In the previous studies, most of the SC experimental data were obtained under in vitro conditions, which mainly focus on ruminal microorganism fermentation [13,14,15,16], while some studies under in vivo situations paid more attention to milk yield instead of liver function and inflammatory cytokines [17,18,19]. Thus far, there is limited understanding of how SC would affect the performance of the high-yield cows associated with serum inflammatory cytokines, enzymes, metabolism, and rumen fermentation function. Therefore, this study systematically observed the effects of SC on the production performance, rumen pH, volatile fatty acid (VFA), serum biochemical, and immune indicators of high-yield dairy cows.

2. Materials and Methods

2.1. Animals, Diets, and Experimental Design

Forty healthy high-yield lactation Holstein cows (milk production > 30 kg/d) were selected and randomly divided into two homogeneous groups: parity (2.9 ± 0.7 vs. 2.7 ± 0.7), days of milk (73.2 ± 9 vs. 72.7 ± 6.8), weight (655.7 ± 38.1 kg vs. 656.1 ± 41.1 kg), body condition score (2.80 ± 0.1 vs. 2.86 ± 0.2), somatic cell counter (SCC, 23.6 ± 7.3 vs. 25.2 ± 8.8), fat percentage (4.02 ± 0.2 vs. 4.06 ± 0.3), protein percentage (3.26 ± 0.3 vs. 3.27 ± 0.3), lactose percentage (5.34 ± 0.1 vs. 5.37 ± 0.1), and daily milk production (40.8 ± 6.3 kg vs. 40.7 ± 5.2 kg). Body condition score (1–5 grading scale) was evaluated independently by 3 individual observers, and the average value was adopted for each cow, according to the method of Paul et al. [20]. The experimental group received a basal diet supplemented with the SC of 100 g/head/d (i.e., SC group) and control group fed the same basal diet without SC (i.e., CON group). The commercial name of SC is Naijiaoyi (lot number 201901050103 and patent number ZL2016200553625) provided by Xi’an Xinhanbao Biological Technology Company (Shanxi, China). The product contains the nutrients of the yeast cells (>1.5 × 1011/g), the metabolites formed after fermentation, and the denatured medium needed for the growth of lactic acid bacteria. The DM content of the product was 93%, and the content of crude protein, crude ash, and mannan was 16.9%, 3.9%, and 2.3%, respectively (as DM basis). The composition and nutrient levels of the diet are shown in Table 1. The nutritional requirements of dairy cows met the standard in NRC (2001) [21]. The free-stall barn housing system was adopted: feeding and milking three times a day, drinking water ad libitum. The experimental period lasted approximately 70 days (from 18 January to 27 March 2020), including 10 days for dietary adaptation. The trial was carried out in Beijing Shounong Animal Husbandry Development Company (39°30’ N, 116°33’ E) in northern China.

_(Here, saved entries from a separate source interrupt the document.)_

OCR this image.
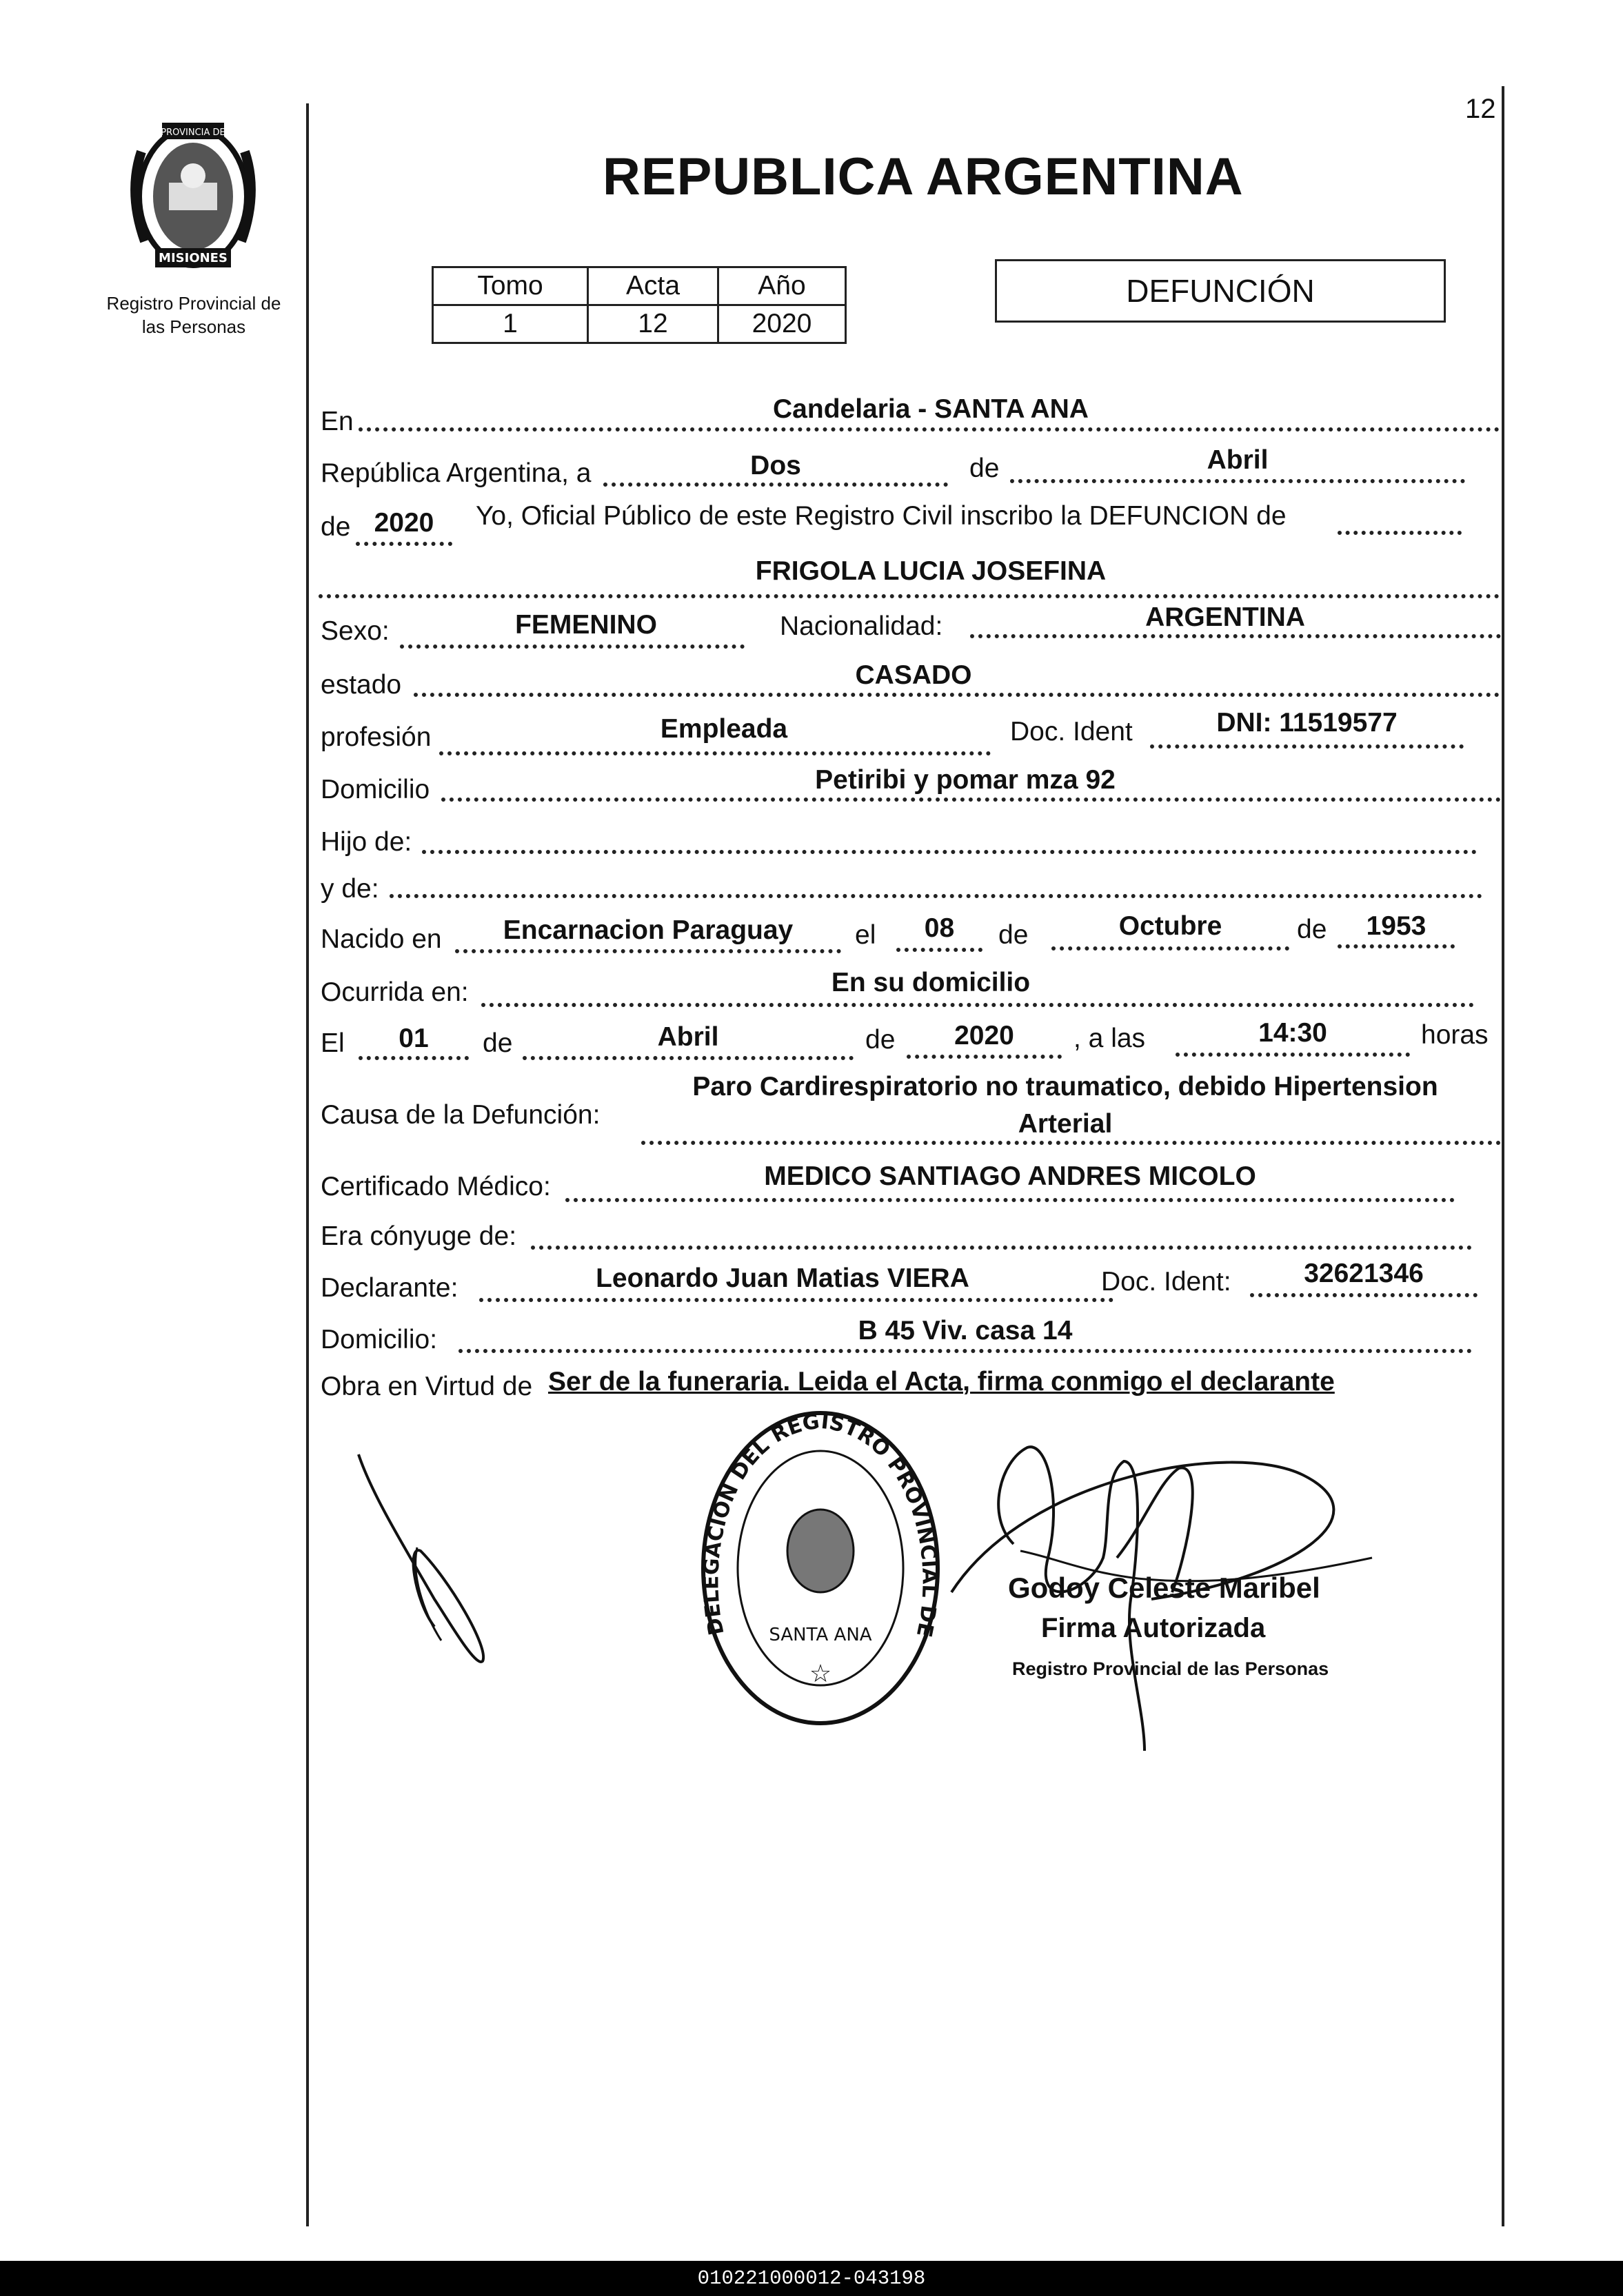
12
MISIONES
PROVINCIA DE
Registro Provincial de
las Personas
REPUBLICA ARGENTINA
Tomo	Acta	Año
1	12	2020
DEFUNCIÓN
En	Candelaria - SANTA ANA
República Argentina, a	Dos	de	Abril
de 2020	Yo, Oficial Público de este Registro Civil inscribo la DEFUNCION de
FRIGOLA LUCIA JOSEFINA
Sexo:	FEMENINO	Nacionalidad:	ARGENTINA
estado	CASADO
profesión	Empleada	Doc. Ident	DNI: 11519577
Domicilio	Petiribi y pomar mza 92
Hijo de:
y de:
Nacido en	Encarnacion Paraguay	el	08	de	Octubre	de	1953
Ocurrida en:	En su domicilio
El	01	de	Abril	de	2020	, a las	14:30	horas
Causa de la Defunción:
Paro Cardirespiratorio no traumatico, debido Hipertension
Arterial
Certificado Médico:	MEDICO SANTIAGO ANDRES MICOLO
Era cónyuge de:
Declarante:	Leonardo Juan Matias VIERA	Doc. Ident:	32621346
Domicilio:	B 45 Viv. casa 14
Obra en Virtud de Ser de la funeraria. Leida el Acta, firma conmigo el declarante
DELEGACION DEL REGISTRO PROVINCIAL DE
SANTA ANA
☆
Godoy Celeste Maribel
Firma Autorizada
Registro Provincial de las Personas
010221000012-043198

2.2. Data and Sample Collection

2.2.1. Milk Yield and Milk Profile

Daily milk yield was recorded using an automatic milking system (ALPROTM by DeLaval©, Tumba, Sweden). Milk samples were collected after 2 h of feeding in the mornings of day 0, 15, 30, and 60 of the experiment period. Individual milk samples (500 mL/each) were collected according to the ratio of 4:3:3 for morning, afternoon, and evening, respectively. The obtained milk samples were added to the potassium dichromate preservative and stored at −4 °C refrigeration. The milk samples were sent to Beijing Dairy Cow Center for composition analysis, including milk protein, milk fat, lactose, SCC, and DM content. A near-infrared reflectance spectroscopy analyzer (Seris300 CombiFOSS; Foss Electric, Hillerød, Denmark) was used for determination, which is a seamless integration of MilkoScanRM (Hillerød, Denmark) and FossomaticTM (Flow Cytometry, Hillerød, Denmark).

2.2.2. Blood Sample Collection and Chemical Composition Determination

Blood samples were obtained from each animal at day 0, 15, 30, and 60 of the formal trial period. The samples were collected from the jugular vein in vacuum tubes without anticoagulants. Serum was obtained by centrifugation (3000× g for 15 min at 4 °C). An aliquot of each sample was frozen and stored at −20 °C for chemical analysis. The following biochemical blood components were measured by an auto-analyzer (CLS880, ZECEN Biotech Co., Ltd., Qingdao, Shandong, China): total bilirubin (TBIL), total protein (TP), albumin (ALB), alkaline phosphatase (ALP), alanine aminotransferase (ALT), glucose (GLU) and triglyceride (TG), in which TBIL, TP, ALB, ALP, and ALT were tested by kits from ZECEN Biotech Co., Ltd. (Jiangsu, China), and GLU and TG were tested by kits from Jiancheng Bioengineering Institute (Nanjing, China). β-hydroxybutyrate (BHB) and non-esterified fatty acid (NEFA) levels were measured using a spectrophotometer (Model 722, Gaomi Caihong Analytical Instrument Co., Weifang, Shandong, China) with kits supported by Jiancheng Bioengineering Institute (Nanjing, China). The levels of cytokines in the samples were measured by ELISA kit (ELISA, Thermo Multiskan Ascent, US), including interleukin-1β (IL-1β), interleukin-2 (IL-2), interleukin-6 (IL-6), interleukin-10 (IL-10), γ-IFN (γ- interferon), and tumor necrosis factor-α (TNF-α). The lowest detection level of the marker that the antibody pair used in the ELISA kit was < 5 pg/mL. The coefficients of variation of inter-assay and the intra-assay were 4.8% and 4.2%, respectively.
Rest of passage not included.